ECC (Error Checking and Correcting) RAM corrects and detects RAM errors. This is the only way you can be fairly sure that ZFS is not fed with corrupted data. Keep in mind: with bad RAM, it is likely that corrupted data will be written to disk without ZFS ever being aware of it (garbage in - garbage out).

Please note that the quality of your RAM memory will not directly affect any data that is at rest and already stored on your disks. Existing data will only be corrupted with bad RAM if it is modified or moved around. ZFS will probably detect checksum errors, but it will be too late by then...

To me, it's simple. If you care enough about your data that you want to use ZFS, you should also be willing to pay for ECC memory. You are giving yourself a false sense of security if you do not use ECC memory. ZFS was never designed for consumer hardware, it was destined to be used on server hardware using ECC memory. Because it was designed with data integrity as the top most priority.

There are entry-level servers that do support ECC memory and can be had fairly cheap with 4 hard drive bays, like the HP ProLiant MicroServer N54L.

I wrote an article about a reasonably priced CPU+RAM+MB combo that does support ECC memory starting at $360.

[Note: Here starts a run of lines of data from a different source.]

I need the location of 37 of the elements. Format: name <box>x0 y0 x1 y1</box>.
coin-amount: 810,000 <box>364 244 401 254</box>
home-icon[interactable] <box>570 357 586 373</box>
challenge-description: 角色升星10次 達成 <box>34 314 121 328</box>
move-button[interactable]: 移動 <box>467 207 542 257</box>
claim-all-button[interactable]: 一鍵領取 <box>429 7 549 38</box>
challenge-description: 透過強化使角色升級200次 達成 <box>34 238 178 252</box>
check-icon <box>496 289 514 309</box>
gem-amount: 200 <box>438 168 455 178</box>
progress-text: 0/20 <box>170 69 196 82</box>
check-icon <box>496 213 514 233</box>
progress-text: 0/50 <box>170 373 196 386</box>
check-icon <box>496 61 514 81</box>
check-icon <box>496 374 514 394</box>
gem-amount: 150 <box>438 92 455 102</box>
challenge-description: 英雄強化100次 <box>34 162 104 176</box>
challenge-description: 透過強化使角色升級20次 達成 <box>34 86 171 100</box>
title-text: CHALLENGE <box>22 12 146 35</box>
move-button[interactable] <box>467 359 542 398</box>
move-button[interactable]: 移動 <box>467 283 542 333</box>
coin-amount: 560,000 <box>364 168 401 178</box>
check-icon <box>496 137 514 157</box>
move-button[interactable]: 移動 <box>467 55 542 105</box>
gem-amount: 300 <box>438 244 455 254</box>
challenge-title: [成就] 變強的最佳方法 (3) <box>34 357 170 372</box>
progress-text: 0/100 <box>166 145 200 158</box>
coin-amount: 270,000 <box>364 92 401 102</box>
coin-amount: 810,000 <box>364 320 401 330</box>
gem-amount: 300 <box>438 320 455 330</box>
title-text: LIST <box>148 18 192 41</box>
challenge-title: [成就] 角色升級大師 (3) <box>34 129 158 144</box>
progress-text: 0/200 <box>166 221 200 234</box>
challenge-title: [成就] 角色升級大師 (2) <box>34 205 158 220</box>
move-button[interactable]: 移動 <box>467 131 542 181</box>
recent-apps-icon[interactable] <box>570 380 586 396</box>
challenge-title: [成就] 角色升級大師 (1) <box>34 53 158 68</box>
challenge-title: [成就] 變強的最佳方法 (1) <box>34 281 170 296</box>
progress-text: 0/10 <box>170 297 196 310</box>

If you feel lucky, go for good-quality non-ECC memory. But do understand that you are taking a risk here.

You don't need to limit the number of data disks in a vdev

For home use, creating larger vdevs is not an issue, even an 18 disk vdev is probably fine, but don't expect any significant random I/O. It is always recommended to use multiple smaller VDEVs to increase random I/O performance (at the cost of capacity lost to parity) as ZFS does stripe I/O-requests across VDEVs. If you are building a home NAS, random I/O is probably not very relevant.

Depending on the type of 'RAID' you may choose for the VDEV(s) in your ZFS pool, you might want to make sure you only put in the right number of disks in the VDEV.

This is important, if you don't use the right amount, performance will suffer but more importantly: you will lose storage space, which can ad up to over 10% of the available capacity. That's quite a waste.

This is a straight copy&paste from sub.mesa's post

The following ZFS pool configurations are optimal for modern 4K sector harddrives:
RAID-Z: 3, 5, 9, 17, 33 drives
RAID-Z2: 4, 6, 10, 18, 34 drives
RAID-Z3: 5, 7, 11, 19, 35 drives

Sub.mesa also explains the details on why this is true. And here is another example.

The gist is that you must use a power of two for your data disks and then add the number of parity disks required for your RAIDZ level on top of that. So 4 data disks + 1 parity disk (RAIDZ) is a total of 5 disks. Or 16 data disks + 2 parity disks (RAIDZ2) is 18 disks in the VDEV.

Take this into account when deciding on your pool configuration. Also, RAIDZ2 is absolutely recommended. with more than 6-8 disks. The risk of losing a second drive during 'rebuild' (resilvering) is just too high with current high-density drives.